ゴールデン・ウィークなので地下鉄の混雑を考慮して、二人はいつもより早めに出ました。でも、地下鉄に着いたら、もう目眩しいほどの長蛇の列です。ラッシュだから、人が多くて、とても騒々しい。視線の及ぶところ全部人間の波です。私たちは人の流れに揉まれて、ようやくホームに入り、行列の後ろに並びました。その後、わたしのうしろはプリーフケースを持っておじさんが並んでいました。彼は時々時計を見て、急ぎ事でもあるかのようです。とうとう電車が来ました。みんなは我先に電車に乗るために、列が一瞬で崩れてしまいました。後ろの人に押されながら、私と千理ちゃんが電車に押し込まれました。
後ろにいるあのおじさんも無理矢理に乗り込もうとした。でも、車内はすでに缶詰なので無理です。彼は諦めずに額の汗を拭きながら、もう一度チャレンジした。やはり無理だった。見る見るうちにドアが閉まろうとした。「あの、私たち、もう少し奥へ詰めましょう」と、千理ちゃんは私を引っ張って言いました。私はいやいやながら手に下げたハンドバッグを胸に抱えることにして、一本の木のようにまっすぐ立たされました。おじさんはちょっとした隙を見て辛うじて電車に入り込みました。

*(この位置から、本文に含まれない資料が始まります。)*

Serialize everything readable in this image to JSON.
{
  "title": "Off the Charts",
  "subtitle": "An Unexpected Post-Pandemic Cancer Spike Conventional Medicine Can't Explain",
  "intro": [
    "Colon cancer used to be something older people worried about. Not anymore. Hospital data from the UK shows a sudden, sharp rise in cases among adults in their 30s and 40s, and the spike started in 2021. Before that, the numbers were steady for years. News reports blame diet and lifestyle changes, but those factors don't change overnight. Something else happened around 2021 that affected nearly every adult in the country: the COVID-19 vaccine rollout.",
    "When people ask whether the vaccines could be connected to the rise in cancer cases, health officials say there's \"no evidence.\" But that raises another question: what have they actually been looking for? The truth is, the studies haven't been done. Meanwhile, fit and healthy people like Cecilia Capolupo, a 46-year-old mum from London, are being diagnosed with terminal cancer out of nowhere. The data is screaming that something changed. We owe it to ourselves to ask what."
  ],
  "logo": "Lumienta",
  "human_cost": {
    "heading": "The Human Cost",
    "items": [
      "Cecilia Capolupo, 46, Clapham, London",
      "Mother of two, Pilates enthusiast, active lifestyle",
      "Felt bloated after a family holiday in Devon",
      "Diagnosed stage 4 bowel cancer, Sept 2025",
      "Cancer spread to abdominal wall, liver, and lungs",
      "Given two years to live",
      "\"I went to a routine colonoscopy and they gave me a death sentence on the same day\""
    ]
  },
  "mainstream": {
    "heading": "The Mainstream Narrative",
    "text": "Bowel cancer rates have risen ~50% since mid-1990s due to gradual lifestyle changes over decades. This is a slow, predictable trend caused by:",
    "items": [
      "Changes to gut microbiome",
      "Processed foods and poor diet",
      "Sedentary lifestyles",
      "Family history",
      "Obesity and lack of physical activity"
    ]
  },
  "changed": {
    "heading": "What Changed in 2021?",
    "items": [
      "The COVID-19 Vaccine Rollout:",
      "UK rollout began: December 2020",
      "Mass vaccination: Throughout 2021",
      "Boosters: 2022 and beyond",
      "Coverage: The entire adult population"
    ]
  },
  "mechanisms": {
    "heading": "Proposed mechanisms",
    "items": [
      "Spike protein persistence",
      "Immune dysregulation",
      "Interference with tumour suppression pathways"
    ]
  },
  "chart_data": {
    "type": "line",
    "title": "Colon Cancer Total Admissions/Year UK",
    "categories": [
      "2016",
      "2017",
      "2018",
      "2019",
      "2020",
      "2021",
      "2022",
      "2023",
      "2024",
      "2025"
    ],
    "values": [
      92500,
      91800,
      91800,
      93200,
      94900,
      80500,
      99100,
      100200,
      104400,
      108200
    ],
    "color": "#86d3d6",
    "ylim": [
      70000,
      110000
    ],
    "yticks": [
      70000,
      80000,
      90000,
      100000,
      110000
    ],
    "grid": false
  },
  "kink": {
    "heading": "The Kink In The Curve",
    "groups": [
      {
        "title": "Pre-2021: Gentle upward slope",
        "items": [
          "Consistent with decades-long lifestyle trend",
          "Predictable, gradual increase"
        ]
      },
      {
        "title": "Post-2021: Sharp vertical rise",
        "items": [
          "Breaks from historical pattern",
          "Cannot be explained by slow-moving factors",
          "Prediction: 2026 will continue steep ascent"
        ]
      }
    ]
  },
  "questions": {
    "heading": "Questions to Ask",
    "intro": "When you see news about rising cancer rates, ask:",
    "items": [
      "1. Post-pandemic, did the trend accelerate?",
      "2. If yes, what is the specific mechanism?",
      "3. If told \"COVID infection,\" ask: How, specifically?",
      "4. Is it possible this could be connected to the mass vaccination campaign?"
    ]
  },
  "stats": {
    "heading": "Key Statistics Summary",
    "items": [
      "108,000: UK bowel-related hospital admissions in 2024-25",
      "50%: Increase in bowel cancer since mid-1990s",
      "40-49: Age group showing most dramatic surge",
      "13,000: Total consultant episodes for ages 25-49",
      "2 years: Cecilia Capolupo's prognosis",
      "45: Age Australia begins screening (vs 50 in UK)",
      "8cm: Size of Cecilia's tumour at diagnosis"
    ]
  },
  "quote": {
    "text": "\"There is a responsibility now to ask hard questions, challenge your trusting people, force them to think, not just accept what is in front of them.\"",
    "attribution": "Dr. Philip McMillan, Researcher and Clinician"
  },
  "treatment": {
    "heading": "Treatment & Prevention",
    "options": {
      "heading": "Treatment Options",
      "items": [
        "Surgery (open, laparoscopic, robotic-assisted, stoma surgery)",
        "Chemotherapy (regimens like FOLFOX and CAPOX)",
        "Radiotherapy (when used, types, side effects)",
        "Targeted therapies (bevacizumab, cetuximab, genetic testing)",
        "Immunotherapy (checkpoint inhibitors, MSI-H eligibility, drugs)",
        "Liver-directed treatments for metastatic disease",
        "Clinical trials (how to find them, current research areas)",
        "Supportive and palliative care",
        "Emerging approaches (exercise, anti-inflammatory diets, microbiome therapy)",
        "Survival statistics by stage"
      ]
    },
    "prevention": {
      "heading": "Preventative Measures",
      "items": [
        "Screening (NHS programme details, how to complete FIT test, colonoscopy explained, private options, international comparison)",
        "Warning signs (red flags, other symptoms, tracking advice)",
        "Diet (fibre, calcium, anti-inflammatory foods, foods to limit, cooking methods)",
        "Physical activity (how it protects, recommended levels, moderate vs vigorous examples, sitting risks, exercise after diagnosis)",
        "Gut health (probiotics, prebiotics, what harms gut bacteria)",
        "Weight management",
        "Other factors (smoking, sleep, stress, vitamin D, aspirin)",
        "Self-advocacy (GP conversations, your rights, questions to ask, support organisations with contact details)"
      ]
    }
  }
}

ぎゅう詰めの地下鉄を出てようやく開放されました。千理ちゃんとまた先のおじさんのことを話し始めました。「あのおじさん、いやだわ。次の電車に乗ればいいんじゃ。私、知らない人と顔を付き合わせるのがいやだわ」と文句をもらした。千理ちゃんは微笑みながらこう話した。「そうだわ。まったく知らない人だからね。でも、あのおじさんは急用があるかもしれません。思いやりの心をもって一寸だけ譲っただけであのおじさんは電車に乗れました。だれにでもいつか急用があるではないでしょうか」。千理ちゃんの優しい考えに返す言葉を失いました。

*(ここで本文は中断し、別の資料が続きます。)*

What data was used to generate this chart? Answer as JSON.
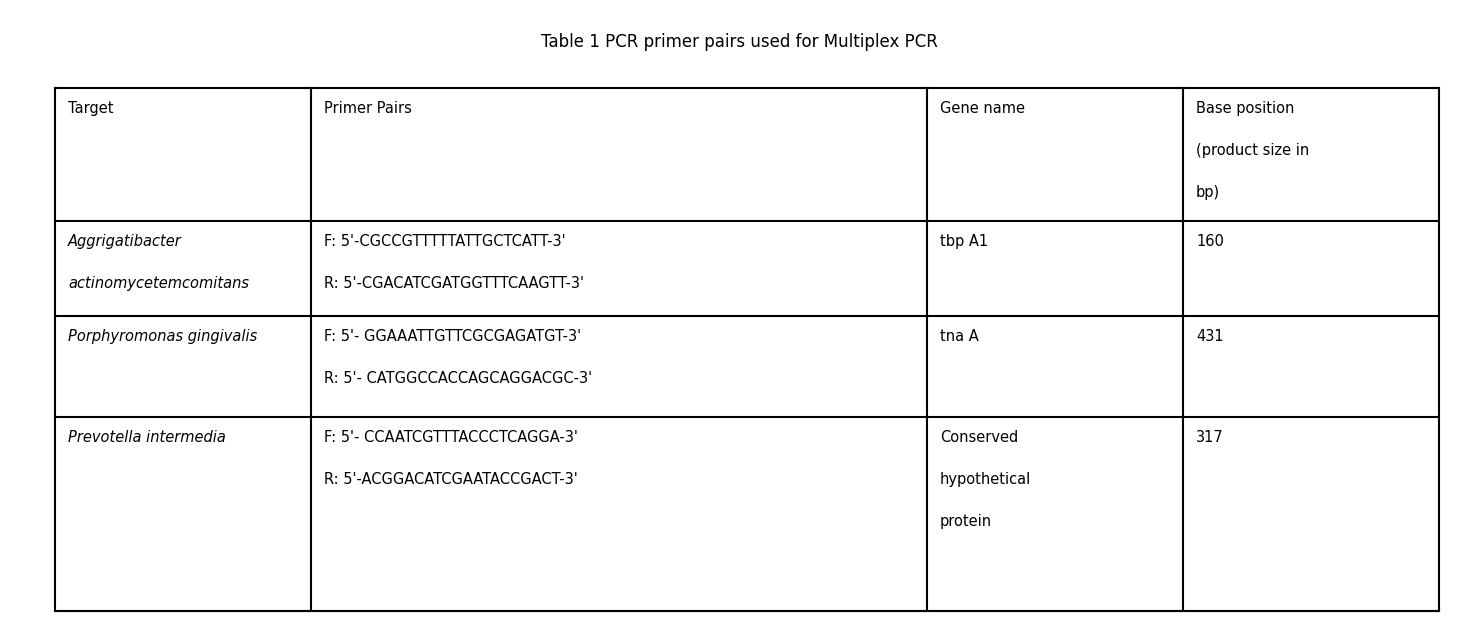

今回の民間交流を通して、譲り合うことの大切さを改めて考えさせられました。今の社会ではもっとも足りないのはこの一寸ばかりの思いやりではないでしょうか。あの先哲である孟子の教えには辞譲之心、礼之端也というのがあります。つまり、譲り合う心は礼の始まりだという意味です。思うに今日の中日関係についても同じことが言えるのではないでしょうか。自国の都合だけではなく、常に譲り合う心、つまり、一寸ばかりの思いやりを持つことが何より大切です。